This week's Sunday Guardian column.
In the beginning was the title and it was The Childhood of Jesus, and those who
looked upon it saw that it was a light that illuminates the new novel by J.M.
Coetzee.
And though many of Coetzee’s earlier titles are terse
(Boyhood, Youth, Disgrace), some are resonant
(Waiting for the Barbarians) and some
ironically apt (Foe). But the name of
his new work is both simple and skilful.
For once again Coetzee puts aside autobiography and
anti-fiction and returns to allegory, using a simple style that reaches the
realm of parable. All of which is entirely fitting, given his subject. And in
the novel, the characters of the middle-aged Simón and his five-year-old ward
David arrive in the township of Novilla in an unnamed country in a quest for
David’s missing mother.
And Simon discovers that Novilla is governed by
rules different from those he’s known before. Daily allowances and accommodation
are freely available and residents are driven by kinship, not competition. As
he’s told: “People here have washed themselves clean of old ties. You should be
doing the same: letting go of old attachments, not pursuing them”.
And the spirit of Kafka moves upon the early part of
the book as man and boy try to make sense of the egalitarian yet bureaucratic
nature of their new world. Given that the citizens speak Spanish, it could well
be that Cuba was what Coetzee had in mind.
It comes to pass that Simón finds work as a
stevedore, then meets a strange woman named Inés, whom he instinctively feels
will make a good mother to David. And Inés takes over maternal duties towards
the boy who is described as magical on more than one occasion, and both decide
to nurture his other-worldly qualities.
And Coetzee gives names to his characters that are
as significant as his title. Simon is also the first name of the Apostle Peter,
the so-called rock upon which Jesus built his church; Inés comes from the Greek
for “holy”, and she is described as “the virginal type”; and David is mentioned
in the gospels as an ancestor of Jesus.
Now, while the writing style is simple, what it
contains can be subversive. A neighbour’s son is called Fidel and a faithful
dog answers to Bolivar. For the Latin American Liberator’s first name was Simón, too. And David is inspired by reading Don Quixote – written by a “man named Benengeli” -- especially the
knight-errant’s habit of mistaking the objects of his imagination for reality.
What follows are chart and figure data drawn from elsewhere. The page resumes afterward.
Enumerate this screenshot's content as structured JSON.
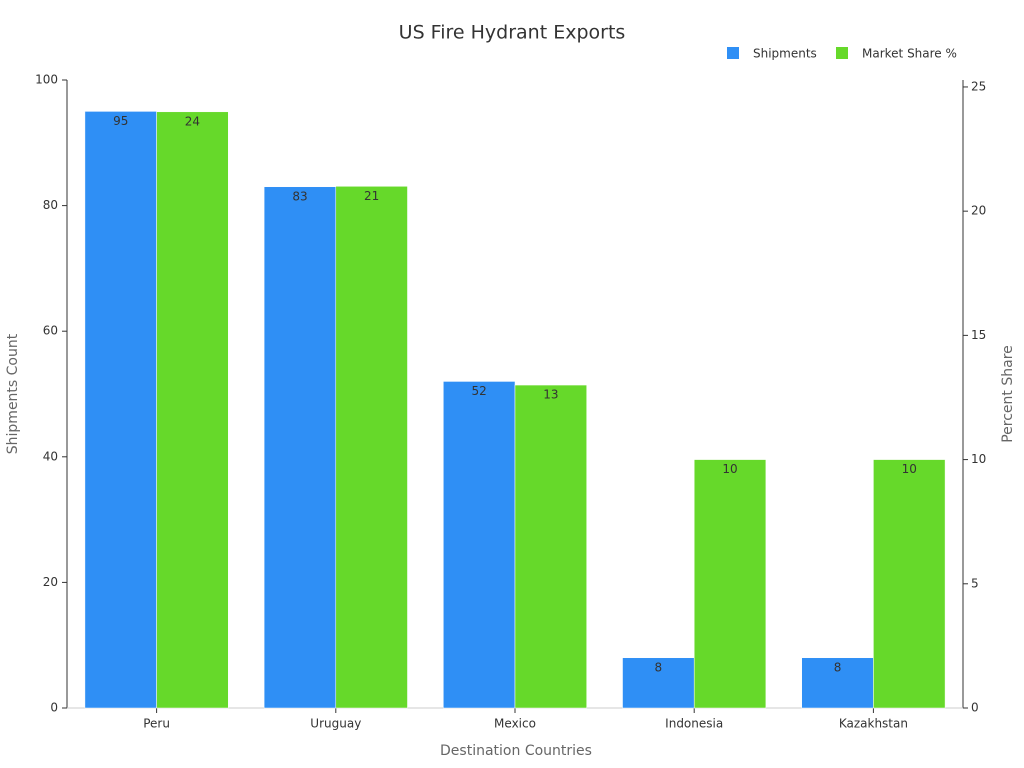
{
  "chart_data": {
    "type": "bar",
    "title": "US Fire Hydrant Exports",
    "x_label": "Destination Countries",
    "y_label": "Shipments Count",
    "y2_label": "Percent Share",
    "categories": [
      "Peru",
      "Uruguay",
      "Mexico",
      "Indonesia",
      "Kazakhstan"
    ],
    "series": [
      {
        "name": "Shipments",
        "color": "#2f8ff5",
        "values": [
          95,
          83,
          52,
          8,
          8
        ]
      },
      {
        "name": "Market Share %",
        "color": "#66d92a",
        "axis": "y2",
        "values": [
          24,
          21,
          13,
          10,
          10
        ]
      }
    ],
    "ylim": [
      0,
      100
    ],
    "yticks": [
      0,
      20,
      40,
      60,
      80,
      100
    ],
    "y2lim": [
      0,
      25.28
    ],
    "y2ticks": [
      0,
      5,
      10,
      15,
      20,
      25
    ],
    "legend": "top-right",
    "grid": false
  }
}
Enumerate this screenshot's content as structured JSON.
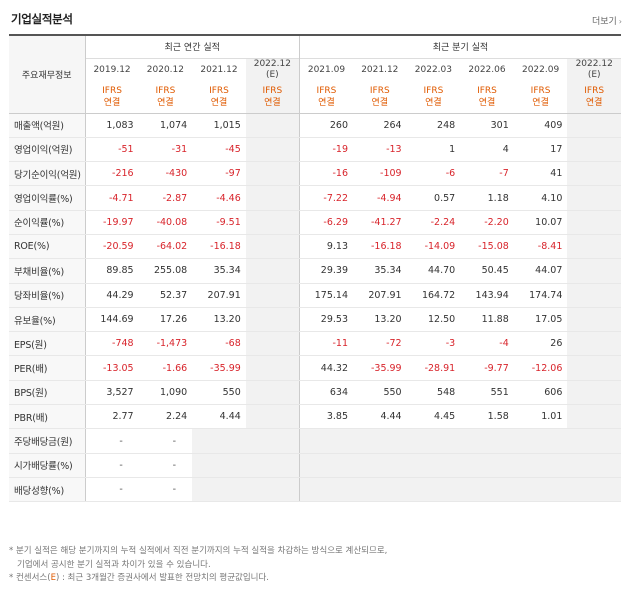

And to further drive home the point, there are
loaves, fishes and a sinister Senor Daga who tries to lead David into
temptation. Though there is also much that seems inspired by Buddhism. The
benevolent residents of Novilla philosophise freely, and have the habit of uttering
statements such as: “This endless dissatisfaction, this yearning for the
something-more that is missing, is a way of thinking we are well rid of.”
But there are also moments of great peculiarity,
such as a discussion with David on the one-ness of human excreta: “Once it gets
into the sewer pipes it is no one’s poo…it joins all the other people’s poo and
becomes general poo”. Later on, there’s
an invisibility cloak, which strikes an incongruous, Potter-ish note in a novel
such as this.
And having finished the book, one recalls the first
chapter of Elizabeth Costello in
which Coetzee writes that novels of realism aren’t the best way to put forward
ideas, because such ideas have to be embodied in characters.Which could explain
the writer’s attraction to the allegory, a form that yokes together idea and
character.
Verily, with The
Childhood of Jesus, Coetzee offers an ingenious reassembly of the roots of
one of the world’s dominant religions. The new Pope ought to read it.